Louise explained that two date as far back as the late 1500s, when they were manor houses and stored stone olive presses, and the oldest – a watchtower that is now home to the Tower Suite – is even a protected medieval building, thought to have been built by the Knights Templar. Although La Residencia wasn’t officially opened until the 1980s, its sense of connection to history is still strong.
The hotel’s 67 rooms are a mix of rooms and suites, including eight spacious Tramuntana suites named after the range’s eight highest peaks. My own was called Teix and in addition to its private terrace and plunge pool, it featured a fresh design that fit perfectly with the island atmosphere: Wooden beamed ceilings, terracotta tiled floors and crisp white walls – just the right backdrop for several paintings done by local artists.
But it was the attention to detail that impressed me the most: Separate UK and US plugs behind the desk, meaning I never needed an adapter; sliding doors enclosing the complimentary mini-bar and kitchenette, where the light switched on automatically when I opened the doors; and a large flat-screen TV cleverly hidden in a cabinet at the foot of the bed. At all times, it felt contemporary yet comfortable.
La Residencia has not one but four restaurants scattered throughout its property: Safareix pool bar, open only in the summer; Son Moragues terrace and bar; El Olivo, offering gourmet dinners under Executive Chef Guillermo Méndez; and Son Fony, where breakfast is served. While seating is available inside, I opted for a table on the terrace every morning, which overlooked the pool and beyond it, the village of Deià.
My server Marga welcomed me each day with a choice of either orange or grapefruit juice, both freshly squeezed from the hotel’s own orchards. She then explained that much of the buffet has been sourced not far from La Residencia’s doorstep, including thick slices of grimalt cheese, chorizo, and tangy orange marmalade, homemade by the chef. But my favourite were the ensaimaidas, a traditional Mallorcan pastry twisted into a spiral and dusted with powdered sugar.
While La Residencia is a part of the luxury collection, Leading Hotels of the World, its on-site spa is also one of the Leading Spas of the World, with a gym, indoor pool, sauna, steam room and six treatment rooms. In addition to traditional massages and facials and more alternative options such as the Thermal-Hydro-Colour Experience, it also offers two signature treatments: the Citrus Siesta and the Olive Activator.
As tempting as the first sounded, I chose the latter, which would be “more to revive than relax,” as massage therapist Hannah advised. It began with an invigorating scrub-down with a body brush, followed by thick brushstrokes of warmed olive oil – made from the hotel’s own olives – and a full body massage. A beautiful dish of lemon sorbet, topped with a dash of olive oil and hibiscus salt, was the perfect end.

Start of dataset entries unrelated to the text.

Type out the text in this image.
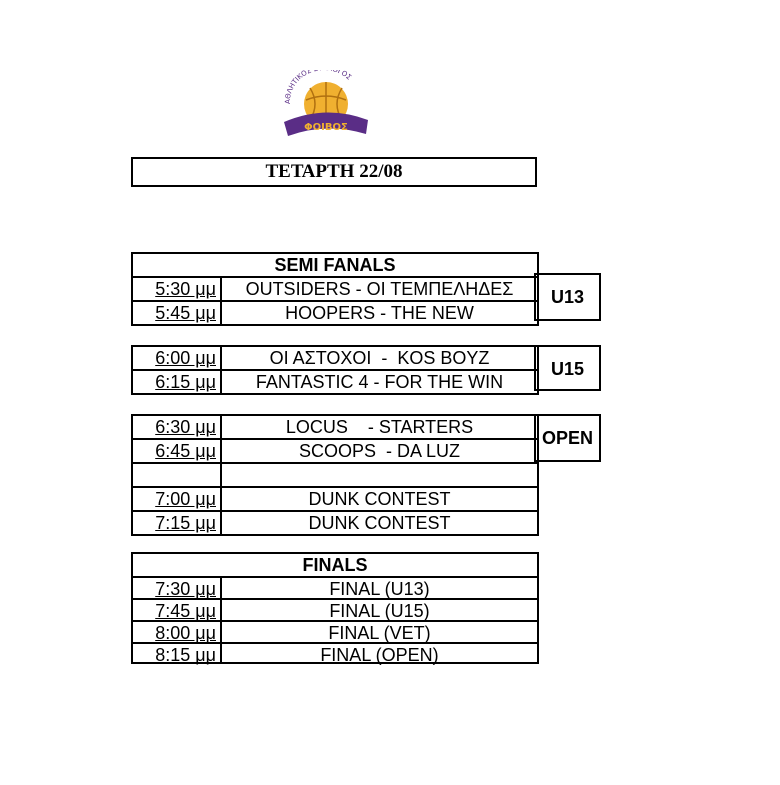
ΑΘΛΗΤΙΚΟΣ ΓΟΣ
ΦΟΙΒΟΣ
ΤΕΤΑΡΤΗ 22/08
SEMI FANALS
5:30 μμ	OUTSIDERS - ΟΙ ΤΕΜΠΕΛΗΔΕΣ
5:45 μμ	HOOPERS - THE NEW
U13
6:00 μμ	ΟΙ ΑΣΤΟΧΟΙ  -  KOS BOYZ
6:15 μμ	FANTASTIC 4 - FOR THE WIN
U15
6:30 μμ	LOCUS    - STARTERS
6:45 μμ	SCOOPS  - DA LUZ
7:00 μμ	DUNK CONTEST
7:15 μμ	DUNK CONTEST
OPEN
FINALS
7:30 μμ	FINAL (U13)
7:45 μμ	FINAL (U15)
8:00 μμ	FINAL (VET)
8:15 μμ	FINAL (OPEN)
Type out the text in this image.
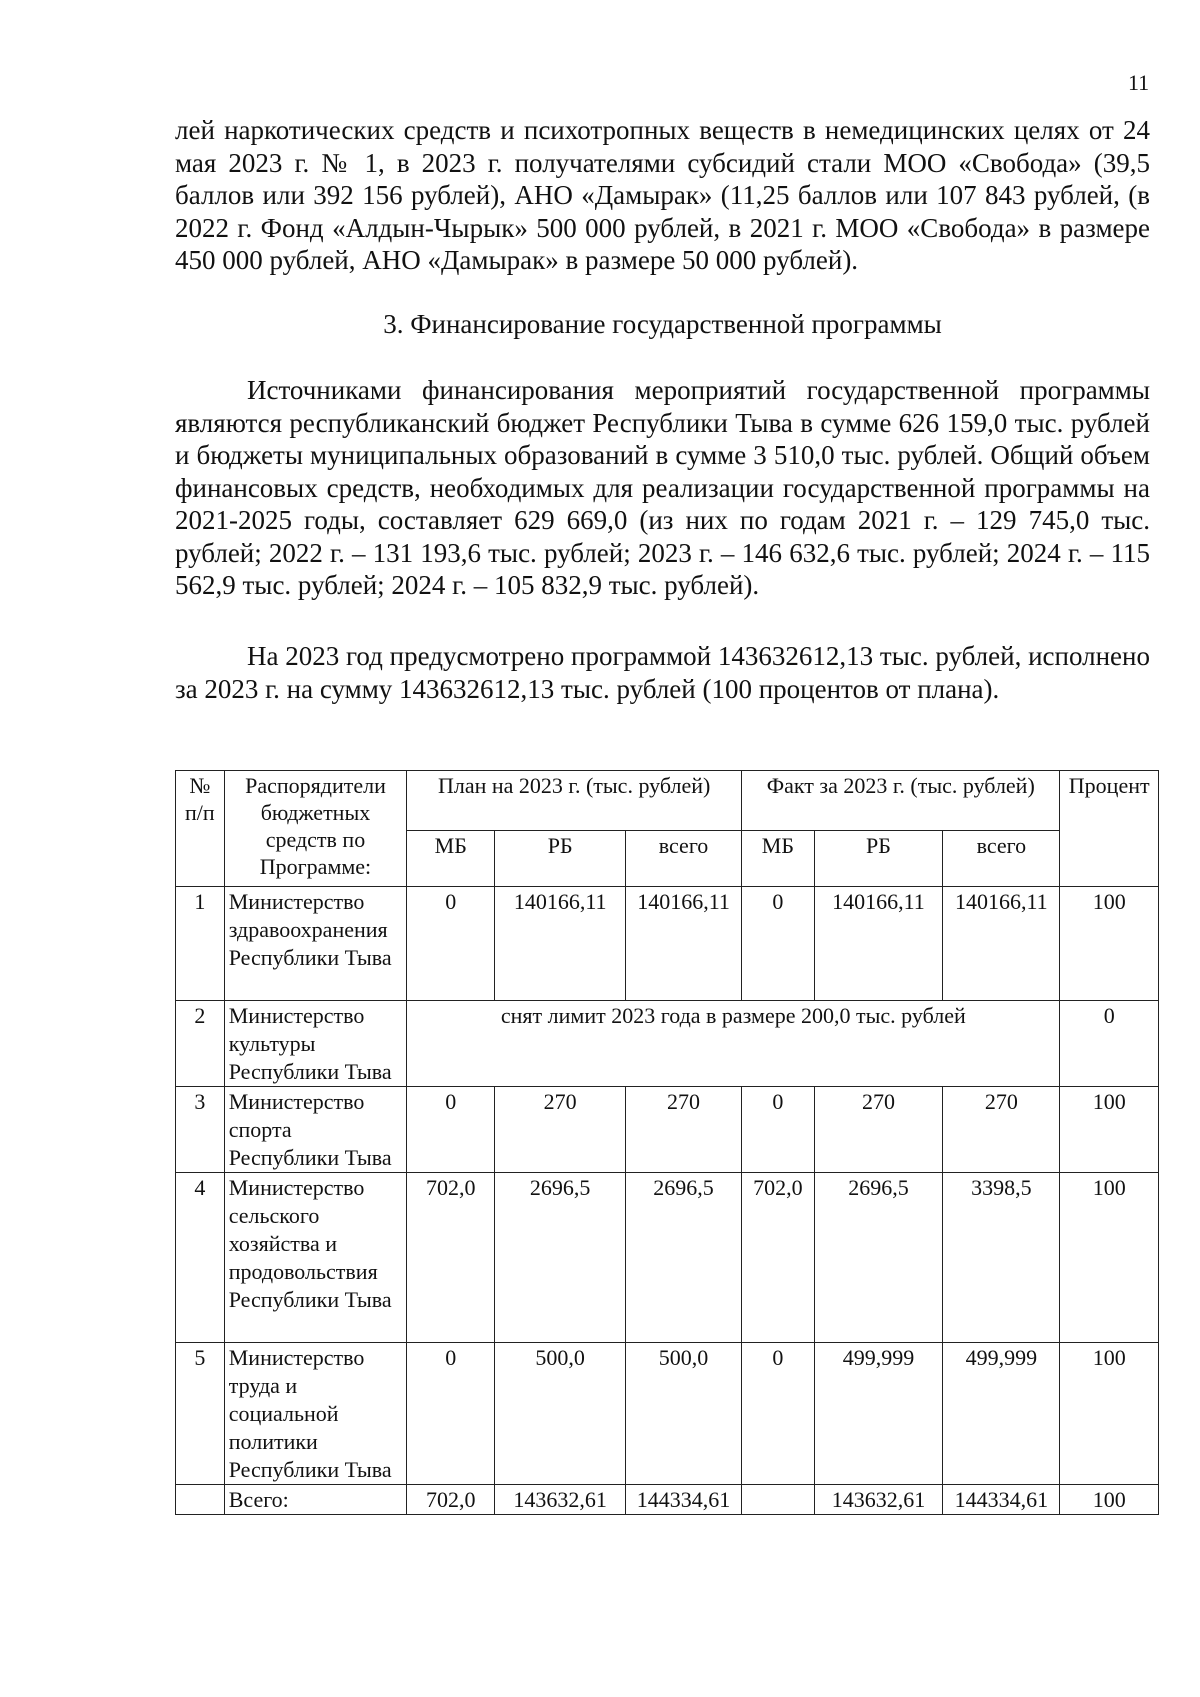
11

лей наркотических средств и психотропных веществ в немедицинских целях от 24 мая 2023 г. № 1, в 2023 г. получателями субсидий стали МОО «Свобода» (39,5 баллов или 392 156 рублей), АНО «Дамырак» (11,25 баллов или 107 843 рублей, (в 2022 г. Фонд «Алдын-Чырык» 500 000 рублей, в 2021 г. МОО «Свобода» в размере 450 000 рублей, АНО «Дамырак» в размере 50 000 рублей).

3. Финансирование государственной программы

Источниками финансирования мероприятий государственной программы являются республиканский бюджет Республики Тыва в сумме 626 159,0 тыс. рублей и бюджеты муниципальных образований в сумме 3 510,0 тыс. рублей. Общий объем финансовых средств, необходимых для реализации государственной программы на 2021-2025 годы, составляет 629 669,0 (из них по годам 2021 г. – 129 745,0 тыс. рублей; 2022 г. – 131 193,6 тыс. рублей; 2023 г. – 146 632,6 тыс. рублей; 2024 г. – 115 562,9 тыс. рублей; 2024 г. – 105 832,9 тыс. рублей).

На 2023 год предусмотрено программой 143632612,13 тыс. рублей, исполнено за 2023 г. на сумму 143632612,13 тыс. рублей (100 процентов от плана).

№ п/п	Распорядители бюджетных средств по Программе:	План на 2023 г. (тыс. рублей)			Факт за 2023 г. (тыс. рублей)			Процент
		МБ	РБ	всего	МБ	РБ	всего	
1	Министерство здравоохранения Республики Тыва	0	140166,11	140166,11	0	140166,11	140166,11	100
2	Министерство культуры Республики Тыва	снят лимит 2023 года в размере 200,0 тыс. рублей						0
3	Министерство спорта Республики Тыва	0	270	270	0	270	270	100
4	Министерство сельского хозяйства и продовольствия Республики Тыва	702,0	2696,5	2696,5	702,0	2696,5	3398,5	100
5	Министерство труда и социальной политики Республики Тыва	0	500,0	500,0	0	499,999	499,999	100
	Всего:	702,0	143632,61	144334,61		143632,61	144334,61	100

Where I felt La Residencia truly set itself apart was in the activities available, with a Leisure Concierge there to arrange everything from ballooning to helicopter rides. Every Thursday guests have the chance to ride the hotel’s three donkeys – Alba, Lluna and Pancho – up the mountain for a guided walk and picnic.
Resident tennis coach, Shayne Webb, is also on hand to private lessons on one of two courts, as are artist and sculptor-in-residence, Alan Hydes and Jaun Waelder, for those feeling inspired by the hotel’s private art collection.
Ever since writer and poet Robert Graves first moved to Deià in 1929, the village has been a favourite spot for literary and creative expats. Even today, artists open their doors and welcome visitors into their studios and homes. Coming to Deià myself, it wasn’t hard to see why they’d felt drawn to this little corner of the island.
Beyond the stunning natural inspiration it offers, the village itself is a tumble of cobbled streets, cafés, and restaurants – ranging from cozy tapas bars to the Michelin-starred Es Raco d’es Teix. Best of all, the heart of Deià is merely steps away from La Residencia, which means exploring the village is just as easy as escaping into the hotel.